L’antiaméricanisme en Turquie se nourrit des réalités et des fantasmes concernant la politique américaine en Irak. Cet antiaméricanisme sert d’ailleurs de dérivatif pour reporter à bon compte sur les Etats-Unis les erreurs de notre politique étrangère. En réalité, l’antiaméricanisme en soi n’est pas vraiment un phénomène digne d’intérêt. Ce n’est d’ailleurs pas une spécificité turque. En effet, il se manifeste partout dans le monde et notamment en Europe. Le problème n’est donc pas là ; le problème, c’est que, dans le cas de la Turquie, l’antiaméricanisme se manifeste désormais en parallèle et en relation directe avec l’antikurdisme et avec l’opposition à l’Union européenne.
En effet, aujourd’hui, en Turquie, il faut être sourd et aveugle pour ne pas s’apercevoir que l’antiaméricanisme est en train de nourrir un racisme antikurde qui va croissant. Même pendant les quatorze années qu’a duré la campagne terroriste du PKK [mouvement kurde responsable d’actes terroristes], on n’avait jamais vécu ce genre d’ambiance faite de haine à l’égard des Kurdes. Chacun faisait preuve alors en Turquie d’assez de sagesse pour faire la part des choses entre le PKK et les Kurdes. Aujourd’hui, ce n’est plus le cas. La paranoïa a pris le dessus sur la prudence.

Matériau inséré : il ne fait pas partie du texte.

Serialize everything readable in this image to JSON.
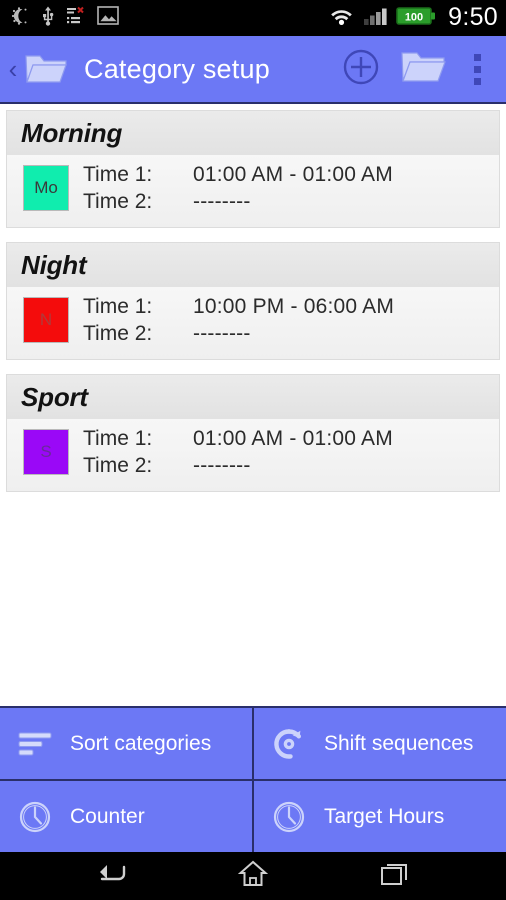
{
  "statusbar": {
    "icons": [
      "night-mode-icon",
      "usb-icon",
      "list-error-icon",
      "photo-icon"
    ],
    "wifi_icon": "wifi-icon",
    "signal_icon": "cellular-signal-icon",
    "battery_label": "100",
    "clock": "9:50"
  },
  "actionbar": {
    "back_glyph": "‹",
    "home_icon": "folder-icon",
    "title": "Category setup",
    "actions": [
      {
        "name": "add-category-button",
        "icon": "plus-circle-icon"
      },
      {
        "name": "open-folder-button",
        "icon": "folder-icon"
      },
      {
        "name": "overflow-menu-button",
        "icon": "overflow-dots-icon"
      }
    ]
  },
  "list": {
    "time1_label": "Time 1:",
    "time2_label": "Time 2:",
    "empty_time": "--------",
    "categories": [
      {
        "title": "Morning",
        "abbrev": "Mo",
        "color": "#10EDAE",
        "time1": "01:00 AM - 01:00 AM",
        "time2": "--------"
      },
      {
        "title": "Night",
        "abbrev": "N",
        "color": "#F40C0C",
        "time1": "10:00 PM - 06:00 AM",
        "time2": "--------"
      },
      {
        "title": "Sport",
        "abbrev": "S",
        "color": "#9A08F7",
        "time1": "01:00 AM - 01:00 AM",
        "time2": "--------"
      }
    ]
  },
  "bottom_buttons": [
    {
      "label": "Sort categories",
      "icon": "sort-lines-icon"
    },
    {
      "label": "Shift sequences",
      "icon": "rotate-circle-icon"
    },
    {
      "label": "Counter",
      "icon": "clock-icon"
    },
    {
      "label": "Target Hours",
      "icon": "clock-icon"
    }
  ],
  "navbar": {
    "back": "back-arrow-icon",
    "home": "home-icon",
    "recents": "recent-apps-icon"
  },
  "colors": {
    "accent": "#6C78F5",
    "accent_dark": "#2a2f6b",
    "card_header": "#E5E5E5"
  }
}
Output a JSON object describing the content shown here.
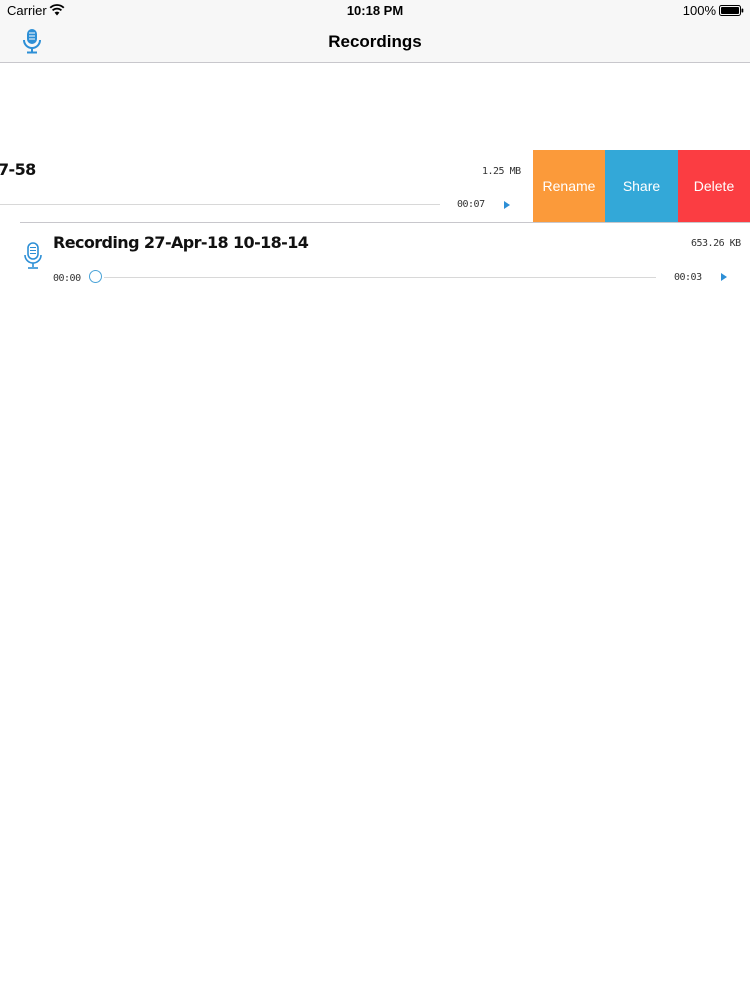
{
  "status_bar": {
    "carrier": "Carrier",
    "time": "10:18 PM",
    "battery": "100%"
  },
  "nav": {
    "title": "Recordings",
    "left_icon": "microphone-icon"
  },
  "recordings": [
    {
      "title": "7-58",
      "size": "1.25 MB",
      "duration": "00:07",
      "swiped": true
    },
    {
      "title": "Recording 27-Apr-18 10-18-14",
      "size": "653.26 KB",
      "current_time": "00:00",
      "duration": "00:03",
      "swiped": false
    }
  ],
  "actions": {
    "rename": "Rename",
    "share": "Share",
    "delete": "Delete"
  },
  "colors": {
    "accent": "#2d8fd6",
    "rename": "#fb9a3a",
    "share": "#33a8d8",
    "delete": "#fb3d42"
  }
}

L’hostilité à l’égard des Kurdes d’Irak - qui sont proches ethniquement de nos concitoyens d’origine kurde - prend donc une tournure qui, à terme, met en péril notre intégrité intérieure. Au fur et à mesure que les Kurdes se renforcent en Irak, l’hostilité en Turquie se manifeste à l’égard de nos propres citoyens kurdes, au point de les offenser de plus en plus. Il n’y a pas meilleur moyen pour ralentir la marche de la Turquie vers l’Europe.
L’antiaméricanisme, tant qu’il reste de l’antiaméricanisme, ne me tracasse donc pas vraiment. En revanche, dès lors qu’il devient synonyme de racisme à l’égard des Kurdes, alors là, il devient notre problème à tous.